No, AI does not solve everything. Except, perhaps, until AI can discover new physics, a sign of truly understanding our world and universe. We are also impressed and excited by AI developments. The first time interacting with a large language model (LLM), such as ChatGPT, can feel like magic. LLMs belong to the class of generative AI, which include models capable of generating text, images, audio, and video. The potential of generative AI in medicine is large, but eloquence and realism can be misleading. First, it is not always obvious when results are wrong. Ensuring correctness is a real hard problem (and what is correct?) making patient safety a concern. Second, only big tech companies have the resources to build these models, raising patient privacy concerns. Finally, it may obscure the fact that under the hood quality data and manual annotating (now called ‘reinforcement learning with human feedback’) are still crucial for training.

Data is crucial. A large language model trained on blog posts about alternative medicine will generate different answers than one trained on medical scientific literature. But almost certainly they have been trained on both, so how does that work? It is the sheer scale of things. Training of any serious generative model requires massive compute and massive data. At some point the model switches from memorization to generalization, a phenomenon called grokking. That is when the magic happens. The model, also called a foundation model, can then be fine-tuned for a specific application.

Foundation models

Foundation models play an important role in medical imaging. Examples of foundation models are TotalSegmentator and SAM. They work because images have more commonalities than not. For example, scanners operate on the same physical principles regardless of manufacturer, anatomy is similar regardless of age or race, and segmentation tasks use similar image gradients regardless of organ. Earlier models did not exhibit grokking, later models do and enable zero-shot learning, which allows segmenting unseen images without additional training.

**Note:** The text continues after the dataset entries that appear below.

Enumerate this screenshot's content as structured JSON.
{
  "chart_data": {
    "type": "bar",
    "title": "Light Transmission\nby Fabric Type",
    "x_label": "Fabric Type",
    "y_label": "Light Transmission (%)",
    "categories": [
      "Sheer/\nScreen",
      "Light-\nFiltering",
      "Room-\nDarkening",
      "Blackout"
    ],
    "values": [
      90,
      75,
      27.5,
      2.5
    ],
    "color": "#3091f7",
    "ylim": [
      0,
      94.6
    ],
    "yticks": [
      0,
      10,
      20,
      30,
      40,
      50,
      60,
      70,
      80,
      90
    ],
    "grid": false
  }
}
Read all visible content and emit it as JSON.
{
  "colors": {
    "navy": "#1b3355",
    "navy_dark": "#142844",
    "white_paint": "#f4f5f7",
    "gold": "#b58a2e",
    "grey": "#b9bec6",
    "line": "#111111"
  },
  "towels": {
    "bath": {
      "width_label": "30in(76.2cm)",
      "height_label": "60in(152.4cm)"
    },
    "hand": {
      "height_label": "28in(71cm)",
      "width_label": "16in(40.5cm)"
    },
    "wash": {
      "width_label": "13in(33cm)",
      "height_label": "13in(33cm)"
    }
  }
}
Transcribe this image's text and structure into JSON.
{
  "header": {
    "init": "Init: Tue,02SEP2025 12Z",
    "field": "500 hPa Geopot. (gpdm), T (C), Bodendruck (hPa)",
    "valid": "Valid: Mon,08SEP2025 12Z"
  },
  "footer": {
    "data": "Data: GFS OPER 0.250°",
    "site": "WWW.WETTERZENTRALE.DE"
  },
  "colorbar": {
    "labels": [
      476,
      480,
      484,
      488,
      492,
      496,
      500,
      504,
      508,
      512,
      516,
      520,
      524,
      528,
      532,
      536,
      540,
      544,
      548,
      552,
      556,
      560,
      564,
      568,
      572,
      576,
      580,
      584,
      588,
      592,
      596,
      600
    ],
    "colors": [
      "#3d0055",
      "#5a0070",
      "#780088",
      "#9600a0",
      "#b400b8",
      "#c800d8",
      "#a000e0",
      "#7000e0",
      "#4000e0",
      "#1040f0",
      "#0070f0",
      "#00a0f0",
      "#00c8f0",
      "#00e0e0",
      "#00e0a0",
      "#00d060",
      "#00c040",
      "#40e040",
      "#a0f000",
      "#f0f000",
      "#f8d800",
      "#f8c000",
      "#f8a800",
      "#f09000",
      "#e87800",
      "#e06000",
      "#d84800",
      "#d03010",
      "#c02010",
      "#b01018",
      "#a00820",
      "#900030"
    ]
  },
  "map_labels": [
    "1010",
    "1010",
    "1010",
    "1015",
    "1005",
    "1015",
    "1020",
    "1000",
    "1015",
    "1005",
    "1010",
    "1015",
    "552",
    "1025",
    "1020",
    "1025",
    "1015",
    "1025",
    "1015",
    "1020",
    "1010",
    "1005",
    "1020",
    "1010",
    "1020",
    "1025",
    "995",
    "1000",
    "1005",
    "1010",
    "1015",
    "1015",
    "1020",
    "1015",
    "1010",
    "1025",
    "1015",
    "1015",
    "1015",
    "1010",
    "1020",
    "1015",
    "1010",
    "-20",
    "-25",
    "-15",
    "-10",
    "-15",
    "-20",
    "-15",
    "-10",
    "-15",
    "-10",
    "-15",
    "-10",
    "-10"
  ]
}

Foundation models are excellent starting points for segmentation, but require fine-tuning for your application since your patient data is unique. Do you trust SAM trained on images scraped from the internet to segment images of your patients? Probably not. Also with foundation models, there is no free lunch.

Our approach

First and foremost we examine your images. What do you see? What do you hope to see? What is the clinical context? Which segmentation accuracy is required for your workflow?

Blueprint

XDMD adopts a systematic approach. We have devised a comprehensive questionnaire to assess your segmentation problem in full depth. We consider each building block of the pipeline (data, reference standard, image processing, neural network) from all possible perspectives. The questionnaire is regularly updated to align with the current developments in medical imaging. Your answers will indicate, for example, how to address annotation in order to achieve the required accuracy using foundation models. Or how to achieve real-time processing given the available computer resources. We solve your segmentation problem under all imposed constraints, resulting in the optimal solution. And we always strive for simplicity and elegance.

Software products

We offer the following software products:

  • dedicated tools for annotation
  • secured database infrastructure
  • image processing training algorithms
  • image processing inference algorithms
  • neural network training algorithms
  • neural network inference algorithms

The training algorithms enable continued development on-site. All products have test routines, are documented, and have direct support. Alternatively, we offer a secured cloud-based solution if that better suits your situation. Please contact us to learn more.

Medical device

To go from here to a commercially available product requires regulatory approval, clinical evidence, monitoring, evaluation, and many other steps, which is beyond the scope of XDMD. If you are interested in software as a medical device then we highly recommend Hardian Health and Romion Health for their advice and insights.